Regarding SVA, our results showed that SVA of the DS group included a wide range of variation (Table 3), and lumbo-pelvic sagittal alignment differed depending on the type (Figure 2). It should be noted that the ratio of gender between the control and the DS groups was different. However, the influence of this can be minimal, because recent study showed that there was no difference in LL, PI, and SVA between males and females of age over 50 years in asymptomatic individuals. ²¹ LL and SS in type 1 were significantly larger than those in types 2 and 3 (Table 4). Some previous studies reported different sagittal alignment of DS with large LL and SS as typical DS alignments unlike our result. ^{12 –16} This may be due to the difference in taking the SVA into consideration of the global sagittal spinal alignment, and this may indicate the importance of SVA for the evaluation of sagittal spinal alignment in DS. Type 1 showed small PI, large LL, and large SS, but PT was small and the pelvis did not tilt backward. Type 2 showed small LL and large PT compared with type 1. Type 3 showed no significant change in LL and PT compared to type 2 but tend to show smaller LL and larger PT than type 2 (Figure 2). These processes (change in global sagittal spinal alignment during the course of progression of type) reflected typical alignment changes due to aging. ²² The mean age also increased with the progression of type in this study (Table 3), suggesting that balance failure would be affected by general age-related degenerative changes. On the other hand, from the view point of PI (which should not be affected by aging), it tended to be larger as the type increases and the difference between types 1 and 3 was statistically significant. This indicates that large PI can be one of the risk factors of SVA deterioration in DS patients and suggests that pelvic morphology (PI) is involved in the onset and progression of DS (Figure 1).
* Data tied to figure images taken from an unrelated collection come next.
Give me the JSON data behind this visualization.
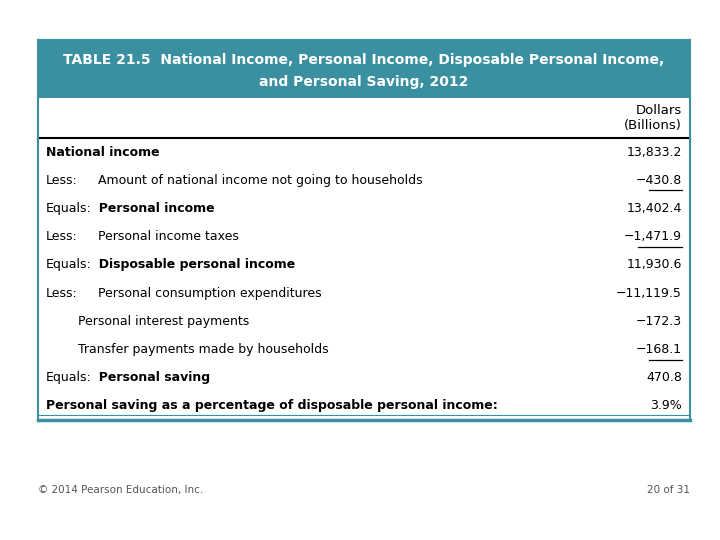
{
  "title_line1": "TABLE 21.5  National Income, Personal Income, Disposable Personal Income,",
  "title_line2": "and Personal Saving, 2012",
  "header_bg": "#3a8fa0",
  "header_text_color": "#ffffff",
  "rows": [
    {
      "prefix": "",
      "label": "National income",
      "value": "13,833.2",
      "bold_label": true,
      "bold_value": false,
      "indent": 0,
      "underline_value": false
    },
    {
      "prefix": "Less:",
      "label": "  Amount of national income not going to households",
      "value": "−430.8",
      "bold_label": false,
      "bold_value": false,
      "indent": 1,
      "underline_value": true
    },
    {
      "prefix": "Equals:",
      "label": "  Personal income",
      "value": "13,402.4",
      "bold_label": true,
      "bold_value": false,
      "indent": 0,
      "underline_value": false
    },
    {
      "prefix": "Less:",
      "label": "  Personal income taxes",
      "value": "−1,471.9",
      "bold_label": false,
      "bold_value": false,
      "indent": 1,
      "underline_value": true
    },
    {
      "prefix": "Equals:",
      "label": "  Disposable personal income",
      "value": "11,930.6",
      "bold_label": true,
      "bold_value": false,
      "indent": 0,
      "underline_value": false
    },
    {
      "prefix": "Less:",
      "label": "  Personal consumption expenditures",
      "value": "−11,119.5",
      "bold_label": false,
      "bold_value": false,
      "indent": 1,
      "underline_value": false
    },
    {
      "prefix": "",
      "label": "        Personal interest payments",
      "value": "−172.3",
      "bold_label": false,
      "bold_value": false,
      "indent": 0,
      "underline_value": false
    },
    {
      "prefix": "",
      "label": "        Transfer payments made by households",
      "value": "−168.1",
      "bold_label": false,
      "bold_value": false,
      "indent": 0,
      "underline_value": true
    },
    {
      "prefix": "Equals:",
      "label": "  Personal saving",
      "value": "470.8",
      "bold_label": true,
      "bold_value": false,
      "indent": 0,
      "underline_value": false
    },
    {
      "prefix": "",
      "label": "Personal saving as a percentage of disposable personal income:",
      "value": "3.9%",
      "bold_label": true,
      "bold_value": false,
      "indent": 0,
      "underline_value": false
    }
  ],
  "footer_left": "© 2014 Pearson Education, Inc.",
  "footer_right": "20 of 31",
  "bg_color": "#ffffff",
  "border_color": "#3a8fa0",
  "text_color": "#000000",
  "font_size": 9.0,
  "title_font_size": 10.0
}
The limitations of this study are that it uses a retrospective cross-sectional study design and that longitudinal studies including surgical results have not been conducted. Multiple factors such as gender, % of slip, slip angle, the shape of the facet joint, and the height of the intervertebral disc, which are involved in the onset of DS, were not studied. Furthermore, change in SVA due to symptom was not examined because of its invariability and a possible compensation of SVA by other elements, including pelvis was not examined. However, to the best of our knowledge, this is the first study to propose the classification including global sagittal spinal balance, which is considered clinically useful.

Conclusions

The global sagittal spinal alignment of DS showed large PI, SVA, and PT and small LL and SS. In the DS patients, large PI is one of the risk factors for SVA deterioration. PI may be involved in the onset and progression of DS.